Sementara itu, Hari Parathon dari Komite Pengendali Resistensi Antimikroba (KPRA), Kemenkes menegaskan pentingnya penggunaan antibiotik yang bijak. Hal ini dapat membantu mencegah dan mengurangi laju AMR sehingga di masa yang akan datang masyarakat masih dapat menggunakan antibiotik.
Pandangan senada juga disampaikan oleh Irawati Fari, Ketua Umum ASOHI dalam paparannya.

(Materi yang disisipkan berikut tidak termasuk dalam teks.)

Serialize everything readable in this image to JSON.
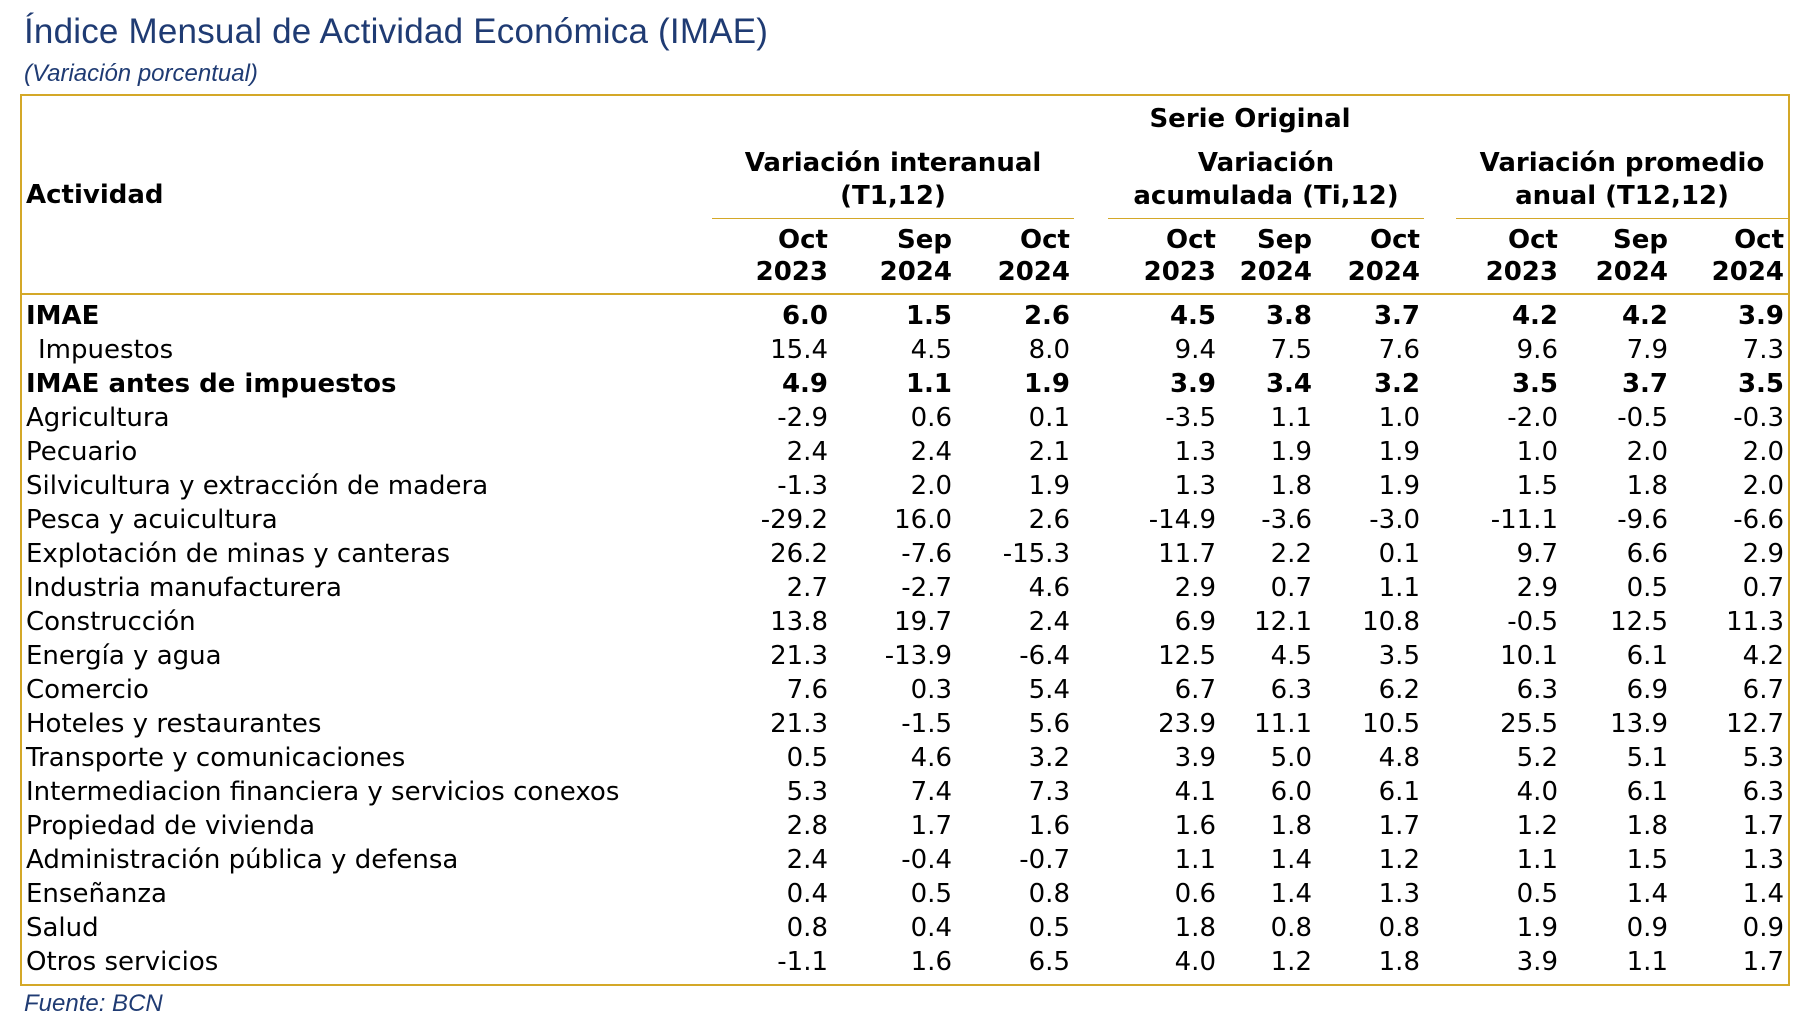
{
  "title": "Índice Mensual de Actividad Económica (IMAE)",
  "subtitle": "(Variación porcentual)",
  "source": "Fuente: BCN",
  "colors": {
    "border": "#d4a828",
    "title": "#1f3b73"
  },
  "table": {
    "activity_header": "Actividad",
    "serie_header": "Serie Original",
    "groups": [
      {
        "line1": "Variación interanual",
        "line2": "(T1,12)"
      },
      {
        "line1": "Variación",
        "line2": "acumulada (Ti,12)"
      },
      {
        "line1": "Variación promedio",
        "line2": "anual (T12,12)"
      }
    ],
    "periods": [
      {
        "month": "Oct",
        "year": "2023"
      },
      {
        "month": "Sep",
        "year": "2024"
      },
      {
        "month": "Oct",
        "year": "2024"
      },
      {
        "month": "Oct",
        "year": "2023"
      },
      {
        "month": "Sep",
        "year": "2024"
      },
      {
        "month": "Oct",
        "year": "2024"
      },
      {
        "month": "Oct",
        "year": "2023"
      },
      {
        "month": "Sep",
        "year": "2024"
      },
      {
        "month": "Oct",
        "year": "2024"
      }
    ],
    "rows": [
      {
        "label": "IMAE",
        "bold": true,
        "indent": false,
        "values": [
          "6.0",
          "1.5",
          "2.6",
          "4.5",
          "3.8",
          "3.7",
          "4.2",
          "4.2",
          "3.9"
        ]
      },
      {
        "label": "Impuestos",
        "bold": false,
        "indent": true,
        "values": [
          "15.4",
          "4.5",
          "8.0",
          "9.4",
          "7.5",
          "7.6",
          "9.6",
          "7.9",
          "7.3"
        ]
      },
      {
        "label": "IMAE antes de impuestos",
        "bold": true,
        "indent": false,
        "values": [
          "4.9",
          "1.1",
          "1.9",
          "3.9",
          "3.4",
          "3.2",
          "3.5",
          "3.7",
          "3.5"
        ]
      },
      {
        "label": "Agricultura",
        "bold": false,
        "indent": false,
        "values": [
          "-2.9",
          "0.6",
          "0.1",
          "-3.5",
          "1.1",
          "1.0",
          "-2.0",
          "-0.5",
          "-0.3"
        ]
      },
      {
        "label": "Pecuario",
        "bold": false,
        "indent": false,
        "values": [
          "2.4",
          "2.4",
          "2.1",
          "1.3",
          "1.9",
          "1.9",
          "1.0",
          "2.0",
          "2.0"
        ]
      },
      {
        "label": "Silvicultura y extracción de madera",
        "bold": false,
        "indent": false,
        "values": [
          "-1.3",
          "2.0",
          "1.9",
          "1.3",
          "1.8",
          "1.9",
          "1.5",
          "1.8",
          "2.0"
        ]
      },
      {
        "label": "Pesca y acuicultura",
        "bold": false,
        "indent": false,
        "values": [
          "-29.2",
          "16.0",
          "2.6",
          "-14.9",
          "-3.6",
          "-3.0",
          "-11.1",
          "-9.6",
          "-6.6"
        ]
      },
      {
        "label": "Explotación de minas y canteras",
        "bold": false,
        "indent": false,
        "values": [
          "26.2",
          "-7.6",
          "-15.3",
          "11.7",
          "2.2",
          "0.1",
          "9.7",
          "6.6",
          "2.9"
        ]
      },
      {
        "label": "Industria manufacturera",
        "bold": false,
        "indent": false,
        "values": [
          "2.7",
          "-2.7",
          "4.6",
          "2.9",
          "0.7",
          "1.1",
          "2.9",
          "0.5",
          "0.7"
        ]
      },
      {
        "label": "Construcción",
        "bold": false,
        "indent": false,
        "values": [
          "13.8",
          "19.7",
          "2.4",
          "6.9",
          "12.1",
          "10.8",
          "-0.5",
          "12.5",
          "11.3"
        ]
      },
      {
        "label": "Energía y agua",
        "bold": false,
        "indent": false,
        "values": [
          "21.3",
          "-13.9",
          "-6.4",
          "12.5",
          "4.5",
          "3.5",
          "10.1",
          "6.1",
          "4.2"
        ]
      },
      {
        "label": "Comercio",
        "bold": false,
        "indent": false,
        "values": [
          "7.6",
          "0.3",
          "5.4",
          "6.7",
          "6.3",
          "6.2",
          "6.3",
          "6.9",
          "6.7"
        ]
      },
      {
        "label": "Hoteles y restaurantes",
        "bold": false,
        "indent": false,
        "values": [
          "21.3",
          "-1.5",
          "5.6",
          "23.9",
          "11.1",
          "10.5",
          "25.5",
          "13.9",
          "12.7"
        ]
      },
      {
        "label": "Transporte y comunicaciones",
        "bold": false,
        "indent": false,
        "values": [
          "0.5",
          "4.6",
          "3.2",
          "3.9",
          "5.0",
          "4.8",
          "5.2",
          "5.1",
          "5.3"
        ]
      },
      {
        "label": "Intermediacion financiera y servicios conexos",
        "bold": false,
        "indent": false,
        "values": [
          "5.3",
          "7.4",
          "7.3",
          "4.1",
          "6.0",
          "6.1",
          "4.0",
          "6.1",
          "6.3"
        ]
      },
      {
        "label": "Propiedad de vivienda",
        "bold": false,
        "indent": false,
        "values": [
          "2.8",
          "1.7",
          "1.6",
          "1.6",
          "1.8",
          "1.7",
          "1.2",
          "1.8",
          "1.7"
        ]
      },
      {
        "label": "Administración pública y defensa",
        "bold": false,
        "indent": false,
        "values": [
          "2.4",
          "-0.4",
          "-0.7",
          "1.1",
          "1.4",
          "1.2",
          "1.1",
          "1.5",
          "1.3"
        ]
      },
      {
        "label": "Enseñanza",
        "bold": false,
        "indent": false,
        "values": [
          "0.4",
          "0.5",
          "0.8",
          "0.6",
          "1.4",
          "1.3",
          "0.5",
          "1.4",
          "1.4"
        ]
      },
      {
        "label": "Salud",
        "bold": false,
        "indent": false,
        "values": [
          "0.8",
          "0.4",
          "0.5",
          "1.8",
          "0.8",
          "0.8",
          "1.9",
          "0.9",
          "0.9"
        ]
      },
      {
        "label": "Otros servicios",
        "bold": false,
        "indent": false,
        "values": [
          "-1.1",
          "1.6",
          "6.5",
          "4.0",
          "1.2",
          "1.8",
          "3.9",
          "1.1",
          "1.7"
        ]
      }
    ]
  }
}
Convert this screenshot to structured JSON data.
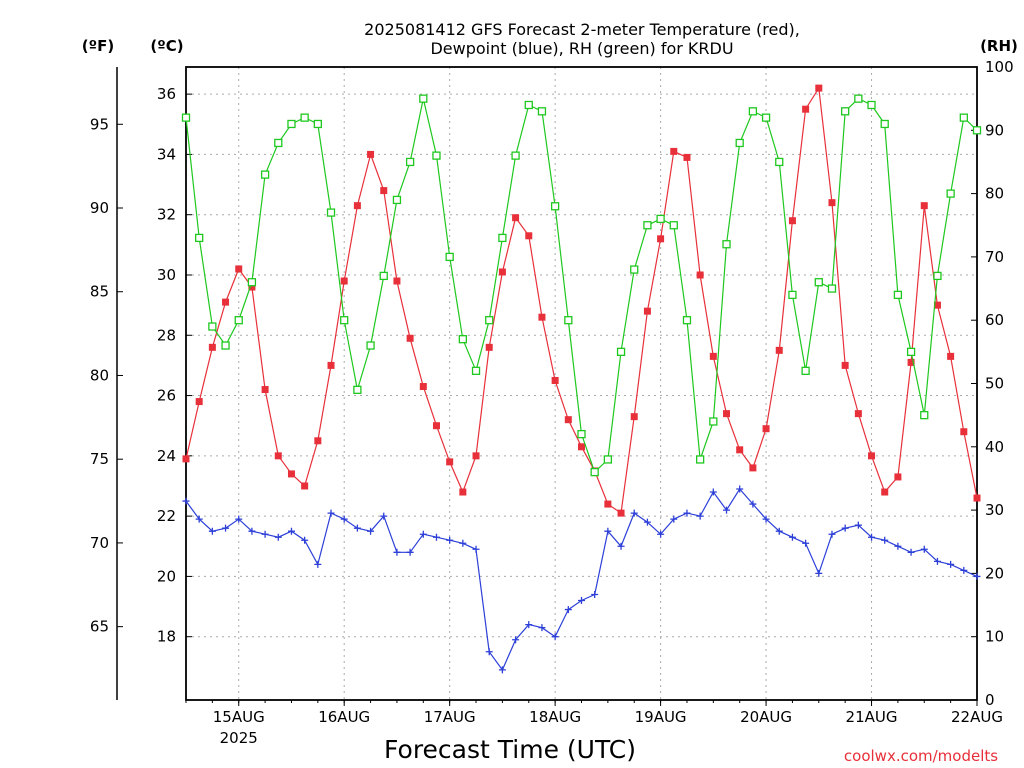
{
  "chart_data": {
    "type": "line",
    "title": "2025081412 GFS Forecast 2-meter Temperature (red),",
    "subtitle": "Dewpoint (blue), RH (green) for KRDU",
    "xlabel": "Forecast Time (UTC)",
    "credit": "coolwx.com/modelts",
    "axis_units": {
      "fahrenheit": "(ºF)",
      "celsius": "(ºC)",
      "rh": "(RH)"
    },
    "x_start": "2025-08-14T12:00Z",
    "x_end": "2025-08-22T00:00Z",
    "x_tick_labels": [
      "15AUG",
      "16AUG",
      "17AUG",
      "18AUG",
      "19AUG",
      "20AUG",
      "21AUG",
      "22AUG"
    ],
    "x_year_label": "2025",
    "y_celsius": {
      "range": [
        15.9,
        36.9
      ],
      "ticks": [
        18,
        20,
        22,
        24,
        26,
        28,
        30,
        32,
        34,
        36
      ]
    },
    "y_fahrenheit": {
      "range": [
        60.6,
        98.4
      ],
      "ticks": [
        65,
        70,
        75,
        80,
        85,
        90,
        95
      ]
    },
    "y_rh": {
      "range": [
        0,
        100
      ],
      "ticks": [
        0,
        10,
        20,
        30,
        40,
        50,
        60,
        70,
        80,
        90,
        100
      ]
    },
    "grid": true,
    "colors": {
      "temperature": "#e8303a",
      "dewpoint": "#2c3fd8",
      "rh": "#1ec81e"
    },
    "series": [
      {
        "name": "Temperature",
        "unit": "C",
        "x_hours": [
          0,
          3,
          6,
          9,
          12,
          15,
          18,
          21,
          24,
          27,
          30,
          33,
          36,
          39,
          42,
          45,
          48,
          51,
          54,
          57,
          60,
          63,
          66,
          69,
          72,
          75,
          78,
          81,
          84,
          87,
          90,
          93,
          96,
          99,
          102,
          105,
          108,
          111,
          114,
          117,
          120,
          123,
          126,
          129,
          132,
          135,
          138,
          141,
          144,
          147,
          150,
          153,
          156,
          159,
          162,
          165,
          168,
          171,
          174,
          177,
          180
        ],
        "values": [
          23.9,
          25.8,
          27.6,
          29.1,
          30.2,
          29.6,
          26.2,
          24.0,
          23.4,
          23.0,
          24.5,
          27.0,
          29.8,
          32.3,
          34.0,
          32.8,
          29.8,
          27.9,
          26.3,
          25.0,
          23.8,
          22.8,
          24.0,
          27.6,
          30.1,
          31.9,
          31.3,
          28.6,
          26.5,
          25.2,
          24.3,
          23.5,
          22.4,
          22.1,
          25.3,
          28.8,
          31.2,
          34.1,
          33.9,
          30.0,
          27.3,
          25.4,
          24.2,
          23.6,
          24.9,
          27.5,
          31.8,
          35.5,
          36.2,
          32.4,
          27.0,
          25.4,
          24.0,
          22.8,
          23.3,
          27.1,
          32.3,
          29.0,
          27.3,
          24.8,
          22.6
        ]
      },
      {
        "name": "Dewpoint",
        "unit": "C",
        "x_hours": [
          0,
          3,
          6,
          9,
          12,
          15,
          18,
          21,
          24,
          27,
          30,
          33,
          36,
          39,
          42,
          45,
          48,
          51,
          54,
          57,
          60,
          63,
          66,
          69,
          72,
          75,
          78,
          81,
          84,
          87,
          90,
          93,
          96,
          99,
          102,
          105,
          108,
          111,
          114,
          117,
          120,
          123,
          126,
          129,
          132,
          135,
          138,
          141,
          144,
          147,
          150,
          153,
          156,
          159,
          162,
          165,
          168,
          171,
          174,
          177,
          180
        ],
        "values": [
          22.5,
          21.9,
          21.5,
          21.6,
          21.9,
          21.5,
          21.4,
          21.3,
          21.5,
          21.2,
          20.4,
          22.1,
          21.9,
          21.6,
          21.5,
          22.0,
          20.8,
          20.8,
          21.4,
          21.3,
          21.2,
          21.1,
          20.9,
          17.5,
          16.9,
          17.9,
          18.4,
          18.3,
          18.0,
          18.9,
          19.2,
          19.4,
          21.5,
          21.0,
          22.1,
          21.8,
          21.4,
          21.9,
          22.1,
          22.0,
          22.8,
          22.2,
          22.9,
          22.4,
          21.9,
          21.5,
          21.3,
          21.1,
          20.1,
          21.4,
          21.6,
          21.7,
          21.3,
          21.2,
          21.0,
          20.8,
          20.9,
          20.5,
          20.4,
          20.2,
          20.0
        ]
      },
      {
        "name": "RH",
        "unit": "%",
        "x_hours": [
          0,
          3,
          6,
          9,
          12,
          15,
          18,
          21,
          24,
          27,
          30,
          33,
          36,
          39,
          42,
          45,
          48,
          51,
          54,
          57,
          60,
          63,
          66,
          69,
          72,
          75,
          78,
          81,
          84,
          87,
          90,
          93,
          96,
          99,
          102,
          105,
          108,
          111,
          114,
          117,
          120,
          123,
          126,
          129,
          132,
          135,
          138,
          141,
          144,
          147,
          150,
          153,
          156,
          159,
          162,
          165,
          168,
          171,
          174,
          177,
          180
        ],
        "values": [
          92,
          73,
          59,
          56,
          60,
          66,
          83,
          88,
          91,
          92,
          91,
          77,
          60,
          49,
          56,
          67,
          79,
          85,
          95,
          86,
          70,
          57,
          52,
          60,
          73,
          86,
          94,
          93,
          78,
          60,
          42,
          36,
          38,
          55,
          68,
          75,
          76,
          75,
          60,
          38,
          44,
          72,
          88,
          93,
          92,
          85,
          64,
          52,
          66,
          65,
          93,
          95,
          94,
          91,
          64,
          55,
          45,
          67,
          80,
          92,
          90
        ]
      }
    ]
  }
}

Ia menekankan peran petugas lapang dalam memastikan pemberian obat yang tepat dan bijak.
"ASOHI selalu mendukung Pemerintah dalam implementasi berbagai peraturan, seperti peraturan terkait pelarangan penggunaan antibiotik untuk imbuhan pakan, juga petunjuk teknis untuk medicated feed," ungkap Irawati.
Mengakhiri pertemuan, Ria berharap bahwa tujuan pertemuan yakni meningkatkan kesadaran dokter hewan Technical Service/TS tentang penggunaan antimikroba yang bijak dan bertanggung jawab.
Kemudian, mempromosikan kesadaran, kepedulian, dan tanggung jawab profesi dokter hewan tentang penggunaan antimikroba yang bijak dan bertanggung jawab di sektor peternakan dan kesehatan hewan serta mendorong dokter hewan untuk menjadi agen perubahan pada penggunaan antimikroba yang bijak dan bertanggung jawab di tingkat peternakan dapat tercapai.